Firearms were not simply tools or weapons which colonials and natives picked up and put down. They were symbols of power, source of legal wranglings, and the means through which power and independence were exercised. Here tools and discourse were interwoven; each shaping the other.
Storey looks at the role of firearms throughout the colonial period in South Africa (ending with the Boer War). Firearms, he finds, were diversely manifest through time. They developed from wildly inaccurate muzzle-loaders to more precise breech-loaders. On the frontier of the veld they were seen to serve one function, on farms another, near urban areas still another. British bureaucrats and law-makers, both in the metropole and within the colonial center (Cape Town, Port Elizabeth, D'urbanville) tried to control access to firearms, as a means of controlling the social sphere. Of course, firearms could also be means to challenge power. Therein lay much of the foundation for wrangling over access to firearms.

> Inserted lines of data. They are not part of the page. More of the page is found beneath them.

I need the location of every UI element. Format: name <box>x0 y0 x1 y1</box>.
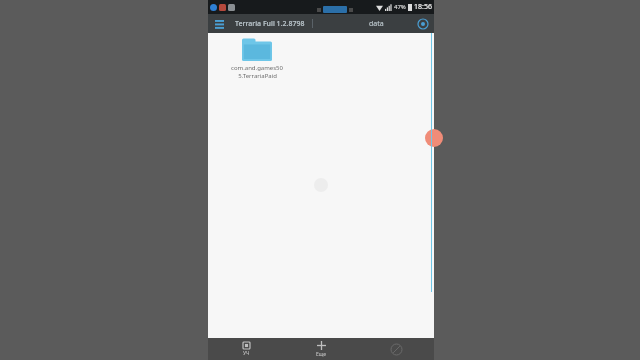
staticText: Еще <box>316 351 327 358</box>
staticText: com.and.games50 <box>231 64 283 72</box>
button[interactable]: УЧ <box>208 338 284 360</box>
staticText: data <box>369 19 384 29</box>
staticText: 5.TerrariaPaid <box>238 72 277 80</box>
staticText: 47% <box>394 3 406 11</box>
staticText: 18:56 <box>414 2 432 12</box>
button[interactable]: com.and.games50 <box>222 37 292 80</box>
button[interactable]: Еще <box>284 338 359 360</box>
staticText: УЧ <box>243 350 250 357</box>
button[interactable]: Options <box>416 17 430 31</box>
staticText: Terraria Full 1.2.8798 <box>235 19 305 29</box>
button[interactable]: Menu <box>212 17 226 31</box>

As a lens through which to view the social sphere firearms allow us to see particular things well - access to political power and speech, changing aspects of self-sufficiency and freedom - yet they can also be manifestations of these things. The question of which comes first tends to ground-out in circularity - each led to the other through a dynamic relationship. Do we find this a satisfying category of historical explanation? It is certainly a common one. This seems indicative of a broader ontology within historical scholarship.